I am now off to join the picket line at Central St Martins University in Kings Cross. I was supposed to be doing a guest lecture there today but as University and College Union (UCU) are on strike I will not cross the picket line.
In solidarity, and in full condemnation of this war, Tansy.
p.s. 'The journey of writing—of mourning—has no final destination.' I know a number of you subscribed after reading my obituary for Neil Faulkner. If you are grieving, I found this article on losing a mentor helpful.

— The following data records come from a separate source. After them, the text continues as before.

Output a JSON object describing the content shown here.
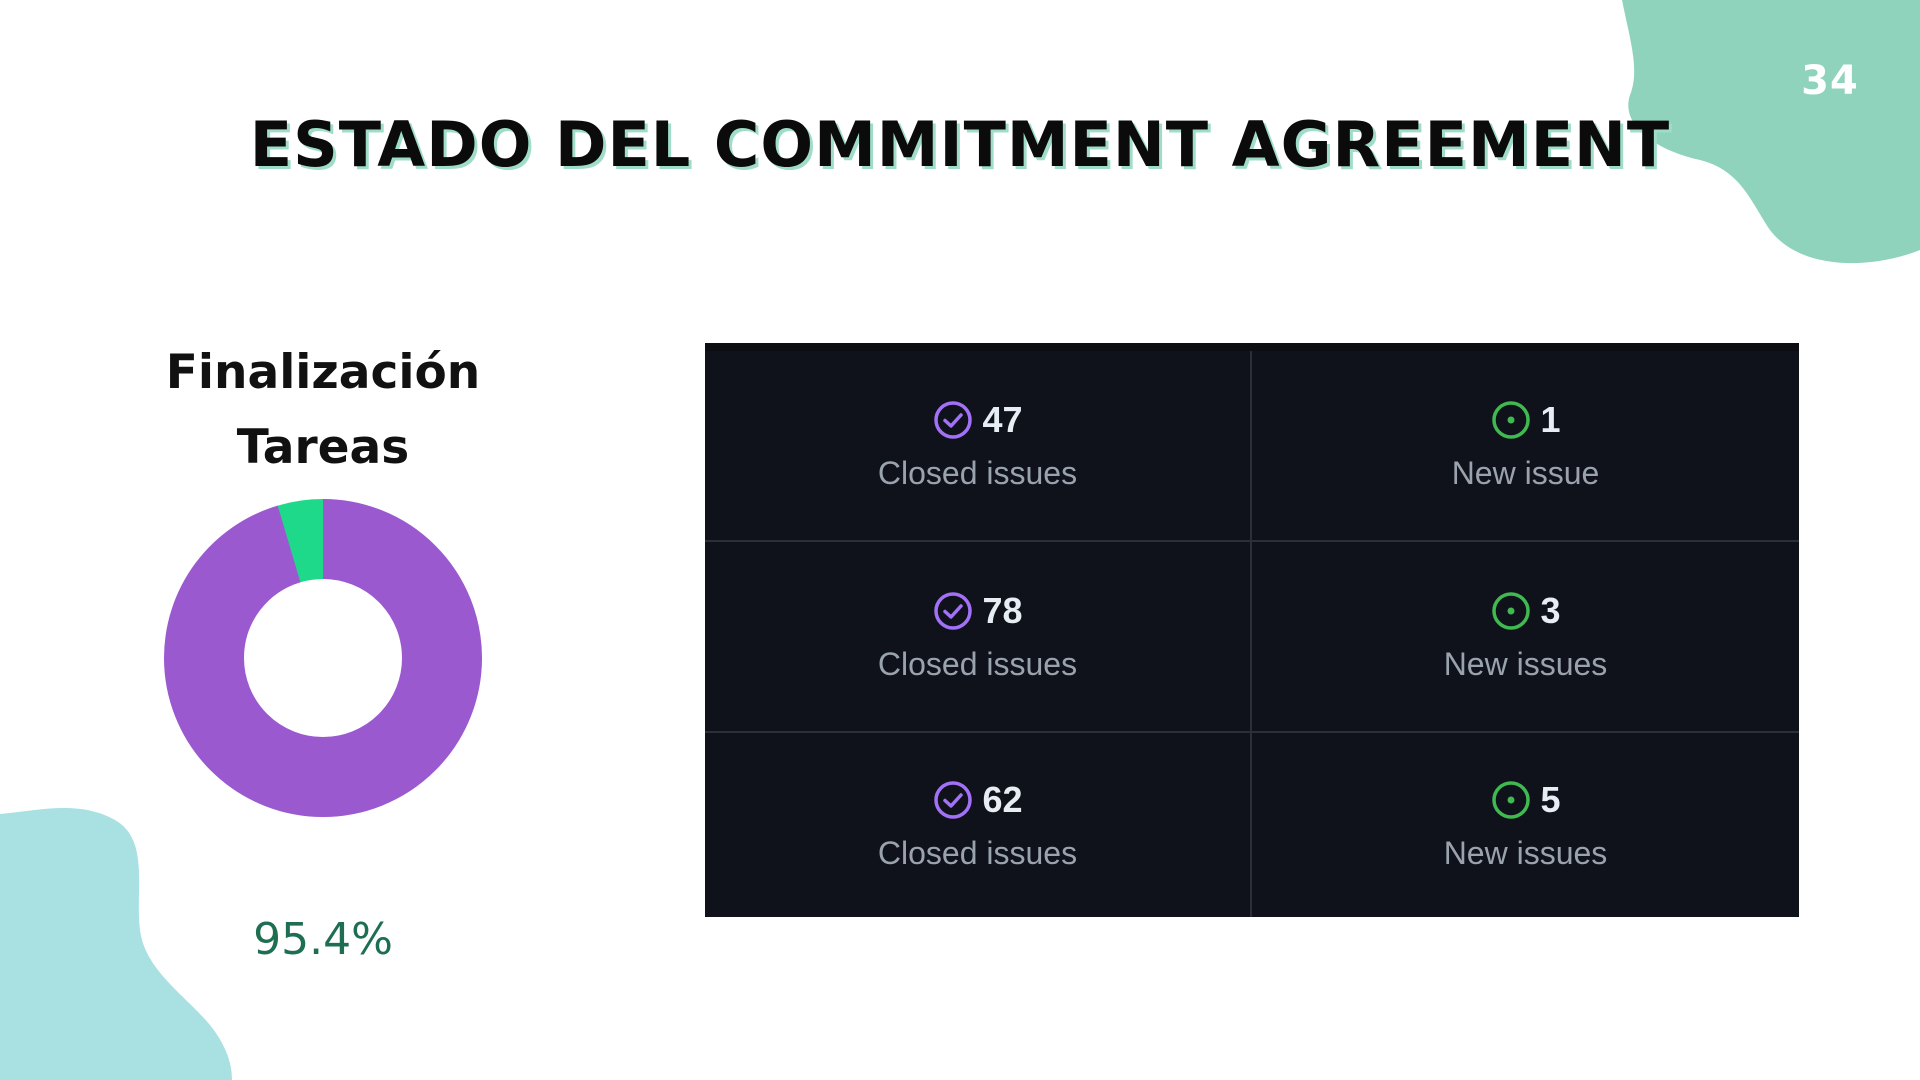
{
  "slide": {
    "page_number": "34",
    "title": "ESTADO DEL COMMITMENT AGREEMENT"
  },
  "donut": {
    "title_line1": "Finalización",
    "title_line2": "Tareas",
    "percent_label": "95.4%",
    "completed_fraction": 0.954,
    "colors": {
      "completed": "#9b59d0",
      "remaining": "#1fd98a"
    }
  },
  "stats": {
    "rows": [
      {
        "closed": {
          "count": "47",
          "label": "Closed issues"
        },
        "new": {
          "count": "1",
          "label": "New issue"
        }
      },
      {
        "closed": {
          "count": "78",
          "label": "Closed issues"
        },
        "new": {
          "count": "3",
          "label": "New issues"
        }
      },
      {
        "closed": {
          "count": "62",
          "label": "Closed issues"
        },
        "new": {
          "count": "5",
          "label": "New issues"
        }
      }
    ],
    "icons": {
      "closed": "check-circle-icon",
      "new": "issue-open-icon"
    },
    "colors": {
      "closed_icon": "#a371f7",
      "new_icon": "#3fb950",
      "panel_bg": "#0f121a"
    }
  },
  "theme": {
    "blob_top_right": "#8fd3bd",
    "blob_bottom_left": "#a9e1e3",
    "title_shadow": "#9fdcc9"
  }
}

p.p.s. This is why the UCU strike is taking place at the University of the Arts (UAL) which includes many major UK fashion schools:
1. Falling pay. Since 2009, university staff pay has been effectively cut by nearly 20% in real terms.
2. Unsafe workloads. On average staff at universities perform 2 days’ unpaid work every week. This is completely unsustainable and has a serious impact on staff’s stress levels and health, and ability to support students in the way staff would like to.
3. Precarious employment practices. Casual contracts – staff employed on hourly or fixed-term and other non-permanent contracts – remain widespread. 2,300 of our lecturers at UAL are on insecure contracts and living with high levels of uncertainty from year to year. Across the sector the majority of those on temporary contracts do 45% of their work unpaid.
4. The gender and ethnicity pay gap. The universities’ own analysis highlights that women and black and minority ethnic staff experience significant pay discrimination. At UAL it is BAME staff who are suffering this worst.